I grew up on a small farm in the Pacific Northwest.   It wasn’t a ranch the size of a small country.  My parents didn’t run 1000 head of cattle.  We didn’t muck out stalls from dusk until dawn. It was 10 acres backed up against timberland. It was beautiful.  It was perfect.
Now, my tiny little homestead is an exact acre, we’re attempting to increase our acreage, but who knows if or when that will ever happen. No matter though, I have been slowly but surely turning this abode into a working small farm.
Thankfully my parents have allowed me to raise a variety of animals on their farm (just down the road) as well as my own so I can follow all of the best management practices I preach on and on about in my day job -water quality this, soil integrity that, compost is the bee’s knees,  and so forth.  But, our acre is being put into production this year!
Part of our increased effort is expanding our layer chicken flock.  These birds have it good. They have the entire acre to literally range free and they even sneak over into the neighbor’s horse pasture to mix it up every so often. Yesterday morning however they took their ranging to a new level.
The ever faithful dog Ted likes to let himself back into our house when I forget to push the door shut all the way.
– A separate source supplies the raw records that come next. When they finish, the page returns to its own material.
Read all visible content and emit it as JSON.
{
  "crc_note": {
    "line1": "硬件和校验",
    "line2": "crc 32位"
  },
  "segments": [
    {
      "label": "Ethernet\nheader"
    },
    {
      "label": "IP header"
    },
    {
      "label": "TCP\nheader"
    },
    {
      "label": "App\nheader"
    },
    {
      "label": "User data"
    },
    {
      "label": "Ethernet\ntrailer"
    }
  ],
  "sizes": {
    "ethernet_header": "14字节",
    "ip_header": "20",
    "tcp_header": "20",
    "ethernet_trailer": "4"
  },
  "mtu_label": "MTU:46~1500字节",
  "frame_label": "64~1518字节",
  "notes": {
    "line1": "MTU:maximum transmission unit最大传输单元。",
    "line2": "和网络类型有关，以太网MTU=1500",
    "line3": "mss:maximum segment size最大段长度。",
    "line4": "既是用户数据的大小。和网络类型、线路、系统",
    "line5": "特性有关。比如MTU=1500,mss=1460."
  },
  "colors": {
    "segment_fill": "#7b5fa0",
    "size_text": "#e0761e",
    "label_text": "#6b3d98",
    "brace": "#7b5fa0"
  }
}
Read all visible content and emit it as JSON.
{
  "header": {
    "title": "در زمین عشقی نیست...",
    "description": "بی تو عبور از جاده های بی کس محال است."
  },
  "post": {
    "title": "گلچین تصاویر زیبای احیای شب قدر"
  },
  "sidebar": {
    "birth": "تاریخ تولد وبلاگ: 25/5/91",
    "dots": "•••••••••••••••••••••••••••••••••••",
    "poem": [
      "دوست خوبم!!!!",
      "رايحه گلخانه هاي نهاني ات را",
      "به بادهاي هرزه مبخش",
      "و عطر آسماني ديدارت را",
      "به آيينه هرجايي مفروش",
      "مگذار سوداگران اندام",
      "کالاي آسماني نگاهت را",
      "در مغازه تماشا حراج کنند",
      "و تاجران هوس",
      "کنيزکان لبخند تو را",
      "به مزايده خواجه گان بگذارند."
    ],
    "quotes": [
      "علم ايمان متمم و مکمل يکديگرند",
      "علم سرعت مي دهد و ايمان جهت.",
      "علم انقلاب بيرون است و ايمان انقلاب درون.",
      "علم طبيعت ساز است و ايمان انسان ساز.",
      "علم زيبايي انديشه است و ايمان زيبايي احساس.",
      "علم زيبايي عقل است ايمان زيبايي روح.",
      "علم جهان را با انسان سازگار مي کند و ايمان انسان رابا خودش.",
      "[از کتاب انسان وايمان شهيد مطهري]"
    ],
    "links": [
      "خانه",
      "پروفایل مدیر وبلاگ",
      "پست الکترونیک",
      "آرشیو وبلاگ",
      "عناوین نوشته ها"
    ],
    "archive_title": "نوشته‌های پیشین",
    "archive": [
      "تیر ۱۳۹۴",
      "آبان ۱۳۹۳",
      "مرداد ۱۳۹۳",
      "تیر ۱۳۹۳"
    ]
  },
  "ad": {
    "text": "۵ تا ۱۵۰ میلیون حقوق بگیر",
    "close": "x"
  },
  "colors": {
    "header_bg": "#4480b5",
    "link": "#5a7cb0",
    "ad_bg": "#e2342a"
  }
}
Try as we might, he refuses to learn to shut the door after he comes in! Thus, when he came bounding in the house pleased as punch and I was changing sweet baby Q in the back room, the door was left wide open and those free range cluckers of mine let themselves into the house!  I came back out to the living room to find our lead hen drinking out of Ted’s water dish and Bertha the Wyandotte relaxing in our kitchen. Luckily the gals didn’t poo, but it was quite the ruckus as I attempted to shoo them out, Ted tried to help, and Q was laughing at us all.  Very lively start to our morning in Melville.

image

Later that day Q and I went to try out her new swing and as the flock came running towards us, she began giggling uncontrollably. Squealing.  Reaching for those pesky hens. So of course, like every good farming mama would do, we spent the next 20 minutes chasing the chickens around the yard.

image

There is no doubt in my mind that our chickens are spoiled rotten, beloved by babies, and range perhaps too freely. Expanding our flock will be an adventure!